In 1941, in response to the 16 May 1941 Politburo resolution, deported Lithuanians were allocated to the Kara-Koba village in the Ongudaisky district. Their exact number is unknown. The adults worked in the fields, logging timber and in a vegetable-growing State farm. Those who died were buried according to Catholic rites in a separate section of the graveyard, with headboards on their graves. The total numbers who died have not been established.
In 1990, former deportees and their relations visited the graveyard. They put up a wooden commemorative cross there, bearing the name plate “Kazakevicius”, surrounded by small posts (no longer extant), each decorated with a crucifix. In 2011, Lithuanian researcher Gintautas Alekna studied the graveyard and carried out a photo survey. In August 2012, members of the “Destination, Siberia” youth expedition from Lithuania worked in the graveyard. They cleared the territory and prepared and installed a new wooden cross to replace the now dilapidated 1990 cross.
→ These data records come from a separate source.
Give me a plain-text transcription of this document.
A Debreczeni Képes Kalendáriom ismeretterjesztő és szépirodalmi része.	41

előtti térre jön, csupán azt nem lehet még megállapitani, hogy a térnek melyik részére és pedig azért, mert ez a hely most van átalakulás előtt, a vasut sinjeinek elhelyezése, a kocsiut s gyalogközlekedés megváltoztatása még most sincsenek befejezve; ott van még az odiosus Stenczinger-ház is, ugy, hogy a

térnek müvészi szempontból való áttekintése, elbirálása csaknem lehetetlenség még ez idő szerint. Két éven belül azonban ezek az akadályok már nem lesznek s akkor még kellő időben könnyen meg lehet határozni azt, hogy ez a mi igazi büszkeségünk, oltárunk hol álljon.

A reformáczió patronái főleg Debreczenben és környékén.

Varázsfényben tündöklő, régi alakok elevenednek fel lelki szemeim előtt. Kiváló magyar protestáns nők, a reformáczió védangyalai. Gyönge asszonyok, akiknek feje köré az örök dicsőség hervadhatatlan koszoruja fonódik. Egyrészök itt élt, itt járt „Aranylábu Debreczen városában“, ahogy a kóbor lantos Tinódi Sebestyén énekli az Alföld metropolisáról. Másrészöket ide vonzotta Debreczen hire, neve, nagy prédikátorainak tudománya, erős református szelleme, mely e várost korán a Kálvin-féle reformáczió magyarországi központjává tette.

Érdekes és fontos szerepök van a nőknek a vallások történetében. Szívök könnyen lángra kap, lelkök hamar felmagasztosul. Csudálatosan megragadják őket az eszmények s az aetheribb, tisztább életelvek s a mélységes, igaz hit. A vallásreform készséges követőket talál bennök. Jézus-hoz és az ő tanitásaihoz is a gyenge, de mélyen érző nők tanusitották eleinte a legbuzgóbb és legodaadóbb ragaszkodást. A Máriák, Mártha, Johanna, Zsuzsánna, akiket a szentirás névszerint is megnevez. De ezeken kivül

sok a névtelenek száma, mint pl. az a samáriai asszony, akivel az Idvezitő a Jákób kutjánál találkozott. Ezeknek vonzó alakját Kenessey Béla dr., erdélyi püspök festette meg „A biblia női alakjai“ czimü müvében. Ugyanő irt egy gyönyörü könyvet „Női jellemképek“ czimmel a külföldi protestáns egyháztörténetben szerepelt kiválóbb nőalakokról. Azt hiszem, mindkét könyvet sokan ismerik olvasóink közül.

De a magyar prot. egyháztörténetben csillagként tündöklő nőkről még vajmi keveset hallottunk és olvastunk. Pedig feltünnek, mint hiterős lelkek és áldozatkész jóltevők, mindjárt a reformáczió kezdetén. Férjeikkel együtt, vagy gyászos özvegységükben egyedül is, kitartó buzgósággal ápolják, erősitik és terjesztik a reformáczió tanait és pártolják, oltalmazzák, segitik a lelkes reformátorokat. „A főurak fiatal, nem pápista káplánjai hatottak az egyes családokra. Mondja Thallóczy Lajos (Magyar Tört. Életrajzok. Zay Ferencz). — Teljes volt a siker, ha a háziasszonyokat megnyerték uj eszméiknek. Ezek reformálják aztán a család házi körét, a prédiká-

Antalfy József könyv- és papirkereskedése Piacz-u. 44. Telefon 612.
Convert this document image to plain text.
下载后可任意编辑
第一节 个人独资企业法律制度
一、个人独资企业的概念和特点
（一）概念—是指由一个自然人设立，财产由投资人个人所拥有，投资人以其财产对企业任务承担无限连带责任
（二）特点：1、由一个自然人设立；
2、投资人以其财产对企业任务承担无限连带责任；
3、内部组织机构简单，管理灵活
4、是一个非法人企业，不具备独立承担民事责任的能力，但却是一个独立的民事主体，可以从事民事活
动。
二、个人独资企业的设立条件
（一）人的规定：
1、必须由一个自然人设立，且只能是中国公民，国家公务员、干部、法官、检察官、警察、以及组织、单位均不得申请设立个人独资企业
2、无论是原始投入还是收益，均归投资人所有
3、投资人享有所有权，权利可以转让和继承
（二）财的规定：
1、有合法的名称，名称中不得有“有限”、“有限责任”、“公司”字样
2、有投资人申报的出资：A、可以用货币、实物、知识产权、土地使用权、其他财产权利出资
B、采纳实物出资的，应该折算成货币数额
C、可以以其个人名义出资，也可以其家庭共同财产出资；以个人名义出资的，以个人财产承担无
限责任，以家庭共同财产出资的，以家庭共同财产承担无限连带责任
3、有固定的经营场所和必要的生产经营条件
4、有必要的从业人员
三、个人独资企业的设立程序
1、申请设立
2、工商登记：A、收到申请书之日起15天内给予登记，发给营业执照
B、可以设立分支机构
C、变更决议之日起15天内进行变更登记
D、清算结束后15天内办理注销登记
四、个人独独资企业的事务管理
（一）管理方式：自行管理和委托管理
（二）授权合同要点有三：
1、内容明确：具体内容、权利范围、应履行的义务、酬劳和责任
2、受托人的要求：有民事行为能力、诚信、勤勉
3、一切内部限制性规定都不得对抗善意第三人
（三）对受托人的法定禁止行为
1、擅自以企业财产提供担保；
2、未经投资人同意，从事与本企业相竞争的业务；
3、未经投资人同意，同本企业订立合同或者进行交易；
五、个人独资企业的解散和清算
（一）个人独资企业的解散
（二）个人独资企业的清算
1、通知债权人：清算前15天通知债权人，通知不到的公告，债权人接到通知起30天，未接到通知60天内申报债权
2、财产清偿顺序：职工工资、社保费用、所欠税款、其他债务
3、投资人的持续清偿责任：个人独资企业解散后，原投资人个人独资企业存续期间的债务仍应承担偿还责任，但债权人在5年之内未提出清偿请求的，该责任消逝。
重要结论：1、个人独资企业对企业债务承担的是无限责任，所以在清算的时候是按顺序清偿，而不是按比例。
Research on the Genocide of the Lithuanian People (Lietuvos gyventoju Genocidas; 3 vols. 1999-2009) contains about 130,000 biographical entries (in Lithuanian). Vol. 3 covers the years from 1948 onwards and see Deportation of Lithuanians, 1941-1951 for the 28 other burial grounds and commemorative sites on the Map of Memory.
The Memorial online database (2025) lists 7,379 victims in the Altai Republic, most of whom suffered in the 1930s; the Book of Remembrance includes 11 Lithuanians.
State of burials | Area | Boundaries |
---|---|---|
One headboard has survived
|
not defined
|
not delineated
|
[ original texts and hyperlinks ]
Note on the 1991 expedition by the Genocide and Resistance Research Centre of Lithuania
“Ekspedicija Altajus 2012”, Lemtis (Destiny) association website (in Lithuania)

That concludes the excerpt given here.